La vie du syndicat : DR JEAN NOEUVEGLISE, président d’honneur

Publié le 27 May 2022 à 13:50


Chers amis syndicalistes

Mon pére Jean Noeuvéglise est décédé le 8 avril à 95 ans. Comme tant d’autres jeunes médecins de sa génération, il s’orienta en 46 vers la médecine du travail, fut embauché à l’APAS BTP de la région parisienne. En 1951, sous la direction d’André Sivadon, il fut nommé médecin coordinateur, participa à la création du SGMT et devint délégué syndical CGC, fut nommé president du SGMT. Participation de 50 à 73 au Groupement des médecins du BTP avec Robert Delmas, Jacques Ravault. Il put profiter des techniques des groupes Balint, des contacts avec le mouvement de l’Elan Retrouvé et des débuts de la psychopathologie du travail de Paul Sivadon, Claude Veil, Jean De Verbizier, Catelan. Accusé d’avoir des durées de consultation médicale excessives, une tentative de le licencier fut mise en échec en 1965 par les administrateurs de l’APAS. En 72 73, il négocia l’accord médecins du travail en face de monsieur Niedinger du CNPF. Il participa avec son confrère André Causse à la creation de la CCN des services de médecine du travail du 20 juillet 76 en face de Philippe Givelet du Cisme. Médecin conseil de l’OPPBTP régional d’IDF, il tenta de 79 a 87 de rassembler sous le manteau les analyses d’atmosphère amiante, dont la publication était bloquée par le CSTB et le CPA, et découragée par les services, même paritaires. Avant dernier médecin coordinateur syndicaliste de l’APAS BTP, il dut avec dépit prendre sa retraite en 1987 du fait de pressions de son service, contemporaines de la publication non démocratique du livre Blanc du groupement des médecins du BTP et de la désyndicalisation causée explicitement par la montée en influence des directions de services. Quittant la présidence du SGMT en 90, il continua ensuite de participer au sein de la CFE-CGC à la conception de la formation des membres des commissions de contrôle, aux travaux du bureau du syndicat, à la conception du rôle de la commission médico-technique et de la représentation des acteurs de terrain auprès des partenaires, à la commission juridique du SGMT/SGMPSST jusqu’en 2013, en collaboration avec le service juridique de la Fédération Santé Social.

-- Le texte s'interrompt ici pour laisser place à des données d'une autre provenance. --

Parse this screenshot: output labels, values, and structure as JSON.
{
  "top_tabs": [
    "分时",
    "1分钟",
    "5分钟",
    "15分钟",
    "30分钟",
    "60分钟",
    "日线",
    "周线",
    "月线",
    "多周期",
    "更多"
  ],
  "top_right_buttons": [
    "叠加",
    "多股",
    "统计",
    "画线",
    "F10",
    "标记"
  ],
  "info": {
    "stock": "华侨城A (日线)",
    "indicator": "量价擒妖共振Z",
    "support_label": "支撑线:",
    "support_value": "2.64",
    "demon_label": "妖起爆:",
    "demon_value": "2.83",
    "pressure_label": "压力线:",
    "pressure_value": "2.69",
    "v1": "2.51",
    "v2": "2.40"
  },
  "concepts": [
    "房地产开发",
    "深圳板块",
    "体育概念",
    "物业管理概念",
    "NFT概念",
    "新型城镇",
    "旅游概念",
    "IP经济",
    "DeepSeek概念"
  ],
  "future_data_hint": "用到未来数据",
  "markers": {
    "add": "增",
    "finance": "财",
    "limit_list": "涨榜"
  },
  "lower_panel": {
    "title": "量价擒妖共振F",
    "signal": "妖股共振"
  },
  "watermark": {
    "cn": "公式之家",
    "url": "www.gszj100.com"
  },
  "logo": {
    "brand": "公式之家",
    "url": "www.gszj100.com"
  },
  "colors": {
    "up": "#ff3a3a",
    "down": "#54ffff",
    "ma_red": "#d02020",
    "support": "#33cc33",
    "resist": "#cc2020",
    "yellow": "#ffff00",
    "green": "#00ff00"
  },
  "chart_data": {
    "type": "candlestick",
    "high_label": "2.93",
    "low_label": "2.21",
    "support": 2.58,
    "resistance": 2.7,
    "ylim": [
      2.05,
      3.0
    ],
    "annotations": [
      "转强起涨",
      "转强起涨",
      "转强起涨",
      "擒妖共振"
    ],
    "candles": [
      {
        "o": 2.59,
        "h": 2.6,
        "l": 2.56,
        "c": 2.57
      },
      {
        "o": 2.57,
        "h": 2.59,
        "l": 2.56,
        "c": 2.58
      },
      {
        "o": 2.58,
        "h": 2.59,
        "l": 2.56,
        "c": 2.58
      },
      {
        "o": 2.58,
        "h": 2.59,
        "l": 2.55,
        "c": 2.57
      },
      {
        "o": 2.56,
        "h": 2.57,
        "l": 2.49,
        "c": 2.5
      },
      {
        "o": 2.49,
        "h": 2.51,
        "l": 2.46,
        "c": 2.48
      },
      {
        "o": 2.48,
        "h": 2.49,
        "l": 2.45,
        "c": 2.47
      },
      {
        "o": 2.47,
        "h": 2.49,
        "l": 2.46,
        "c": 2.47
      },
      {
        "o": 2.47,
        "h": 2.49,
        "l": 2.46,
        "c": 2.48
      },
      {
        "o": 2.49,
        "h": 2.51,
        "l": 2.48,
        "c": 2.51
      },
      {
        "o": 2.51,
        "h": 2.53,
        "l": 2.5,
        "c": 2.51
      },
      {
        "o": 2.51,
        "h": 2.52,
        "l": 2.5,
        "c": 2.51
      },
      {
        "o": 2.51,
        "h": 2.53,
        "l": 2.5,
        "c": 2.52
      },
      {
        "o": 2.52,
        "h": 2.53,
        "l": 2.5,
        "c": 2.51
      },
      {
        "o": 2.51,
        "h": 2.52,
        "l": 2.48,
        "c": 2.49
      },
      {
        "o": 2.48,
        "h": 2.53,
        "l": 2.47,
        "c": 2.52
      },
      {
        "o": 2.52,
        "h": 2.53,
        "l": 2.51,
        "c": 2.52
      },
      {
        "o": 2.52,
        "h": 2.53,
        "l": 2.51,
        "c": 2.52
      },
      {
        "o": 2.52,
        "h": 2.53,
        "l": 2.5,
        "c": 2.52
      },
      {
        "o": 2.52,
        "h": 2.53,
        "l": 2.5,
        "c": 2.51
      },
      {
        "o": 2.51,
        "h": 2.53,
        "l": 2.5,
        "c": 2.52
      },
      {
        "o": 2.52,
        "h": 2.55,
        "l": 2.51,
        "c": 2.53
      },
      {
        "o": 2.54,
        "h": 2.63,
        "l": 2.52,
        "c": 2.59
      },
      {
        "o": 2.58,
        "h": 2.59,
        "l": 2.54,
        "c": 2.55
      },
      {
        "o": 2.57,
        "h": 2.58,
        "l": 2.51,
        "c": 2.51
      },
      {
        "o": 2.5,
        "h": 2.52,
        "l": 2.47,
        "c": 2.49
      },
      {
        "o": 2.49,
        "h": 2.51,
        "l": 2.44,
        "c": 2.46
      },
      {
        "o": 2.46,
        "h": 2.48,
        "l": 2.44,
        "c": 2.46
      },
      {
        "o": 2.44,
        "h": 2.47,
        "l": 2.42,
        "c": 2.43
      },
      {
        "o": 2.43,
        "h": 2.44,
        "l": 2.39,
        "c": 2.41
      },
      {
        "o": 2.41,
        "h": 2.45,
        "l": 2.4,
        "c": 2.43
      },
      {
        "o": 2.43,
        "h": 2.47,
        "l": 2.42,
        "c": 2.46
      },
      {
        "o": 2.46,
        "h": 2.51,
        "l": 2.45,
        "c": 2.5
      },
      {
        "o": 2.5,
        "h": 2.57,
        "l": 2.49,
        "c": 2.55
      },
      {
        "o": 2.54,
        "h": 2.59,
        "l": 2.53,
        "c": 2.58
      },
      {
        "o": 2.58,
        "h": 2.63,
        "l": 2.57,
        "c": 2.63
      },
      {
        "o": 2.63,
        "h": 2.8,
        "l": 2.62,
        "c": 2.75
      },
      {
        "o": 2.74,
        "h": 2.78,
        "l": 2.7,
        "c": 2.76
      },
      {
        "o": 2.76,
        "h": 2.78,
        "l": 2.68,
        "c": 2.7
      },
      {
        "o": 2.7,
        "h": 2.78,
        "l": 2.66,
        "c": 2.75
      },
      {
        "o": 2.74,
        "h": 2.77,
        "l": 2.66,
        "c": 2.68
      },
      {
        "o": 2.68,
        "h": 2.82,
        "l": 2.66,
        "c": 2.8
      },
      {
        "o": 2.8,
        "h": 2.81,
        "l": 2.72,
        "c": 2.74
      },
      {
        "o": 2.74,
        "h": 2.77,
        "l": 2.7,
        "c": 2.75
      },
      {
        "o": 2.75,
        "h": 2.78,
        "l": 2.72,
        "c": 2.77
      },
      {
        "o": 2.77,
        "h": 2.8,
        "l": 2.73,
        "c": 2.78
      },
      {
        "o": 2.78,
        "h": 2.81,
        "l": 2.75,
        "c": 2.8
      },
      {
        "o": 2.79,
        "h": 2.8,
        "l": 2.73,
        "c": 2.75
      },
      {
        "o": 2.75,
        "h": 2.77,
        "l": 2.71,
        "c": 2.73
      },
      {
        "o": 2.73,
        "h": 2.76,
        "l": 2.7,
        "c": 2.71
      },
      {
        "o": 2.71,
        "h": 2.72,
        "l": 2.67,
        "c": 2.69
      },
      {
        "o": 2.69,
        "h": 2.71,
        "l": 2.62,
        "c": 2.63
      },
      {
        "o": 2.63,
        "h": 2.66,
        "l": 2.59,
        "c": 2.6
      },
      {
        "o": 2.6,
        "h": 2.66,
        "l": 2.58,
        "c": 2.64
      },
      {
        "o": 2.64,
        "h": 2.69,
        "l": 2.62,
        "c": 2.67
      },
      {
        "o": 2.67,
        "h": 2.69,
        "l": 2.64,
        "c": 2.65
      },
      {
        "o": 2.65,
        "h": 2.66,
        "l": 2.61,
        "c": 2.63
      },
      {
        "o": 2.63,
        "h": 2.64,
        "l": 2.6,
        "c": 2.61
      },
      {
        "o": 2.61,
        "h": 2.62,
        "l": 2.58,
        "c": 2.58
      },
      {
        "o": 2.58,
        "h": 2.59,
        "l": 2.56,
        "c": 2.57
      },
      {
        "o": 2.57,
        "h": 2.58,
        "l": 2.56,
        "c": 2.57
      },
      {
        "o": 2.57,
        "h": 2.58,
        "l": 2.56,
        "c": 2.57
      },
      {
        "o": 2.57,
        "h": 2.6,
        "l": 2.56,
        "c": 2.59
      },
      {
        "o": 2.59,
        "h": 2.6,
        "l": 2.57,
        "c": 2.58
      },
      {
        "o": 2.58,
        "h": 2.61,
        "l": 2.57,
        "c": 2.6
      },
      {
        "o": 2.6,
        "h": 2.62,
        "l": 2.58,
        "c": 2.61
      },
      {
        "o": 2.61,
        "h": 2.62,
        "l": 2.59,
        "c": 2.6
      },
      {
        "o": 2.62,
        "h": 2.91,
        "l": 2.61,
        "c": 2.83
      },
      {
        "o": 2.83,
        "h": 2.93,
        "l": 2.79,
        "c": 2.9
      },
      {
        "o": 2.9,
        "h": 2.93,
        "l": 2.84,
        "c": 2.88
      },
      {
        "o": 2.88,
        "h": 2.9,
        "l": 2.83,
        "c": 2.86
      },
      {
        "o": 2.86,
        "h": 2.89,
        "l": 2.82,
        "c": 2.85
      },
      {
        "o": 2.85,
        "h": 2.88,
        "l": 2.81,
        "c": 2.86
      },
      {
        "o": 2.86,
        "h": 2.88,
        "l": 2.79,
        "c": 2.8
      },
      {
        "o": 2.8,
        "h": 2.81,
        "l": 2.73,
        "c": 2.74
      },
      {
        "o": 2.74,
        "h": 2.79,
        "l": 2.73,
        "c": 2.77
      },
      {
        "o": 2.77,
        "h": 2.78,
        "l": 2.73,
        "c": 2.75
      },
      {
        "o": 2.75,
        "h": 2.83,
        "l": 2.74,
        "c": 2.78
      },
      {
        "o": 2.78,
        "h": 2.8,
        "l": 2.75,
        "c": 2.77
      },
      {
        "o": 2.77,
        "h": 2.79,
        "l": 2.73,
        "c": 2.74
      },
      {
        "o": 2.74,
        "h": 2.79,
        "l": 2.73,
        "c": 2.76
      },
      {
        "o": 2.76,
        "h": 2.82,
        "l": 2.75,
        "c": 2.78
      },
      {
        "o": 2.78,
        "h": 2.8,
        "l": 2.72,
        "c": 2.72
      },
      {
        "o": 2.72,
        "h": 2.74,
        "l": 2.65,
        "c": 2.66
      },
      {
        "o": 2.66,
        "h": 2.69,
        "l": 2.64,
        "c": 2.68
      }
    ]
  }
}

Il a milité pour la qualité des services sociaux, de la santé au travail et a soutenu leur éthique devant les partenaires sociaux.

Il fut réconforté de voir le syndicat continuer son action avec l’éclat que nous devons aux piliers du syndicat et notamment a Bernard Salengro et a son entourage. Il aurait été heureux de pouvoir continuer de nous encourager à nos luttes syndicales au bénéfice des professionnels des services de santé au travail et de tous les salariés, de nous voir élargir l’assiette du syndicat et continuer de renforcer la valeur et l’éthique de nos accords de branche par nos toujours excellents négociateurs.

Marc Noeuveglise

Mon cher Marc

Tu sais le grand respect et la grande affection que j’avais pour ton père.
Pour toi et moi c’était le modèle, la référence.
C’était ton père, mais si tu veux bien, c’était notre père spirituel commun en Médecine du Travail.
J’ai connu Jean Noeuvéglise dès mon entrée dans le service APAS. Pendant quelques jours, il a été mon moniteurconseil. Il avait un abord respectueux et sympathique avec les consultants ; il savait les mettre en confiance, il leur parlait de leur travail mais aussi de leur vie en général. J’ai compris que c’est la bonne conduite à avoir et l’exemple à suivre, et j’ai jamais dérogé à cet enseignement.
Les médecins de notre génération ont eu la grande chance de prendre la suite des pionniers de la Médecine du Travail, il y avait du beau monde, je ne veux pas les citer car je ferais des oublis injustes mais il est certain que ton père était l’un des représentants les plus remarquables, et de mon point de vue la plus remarquable.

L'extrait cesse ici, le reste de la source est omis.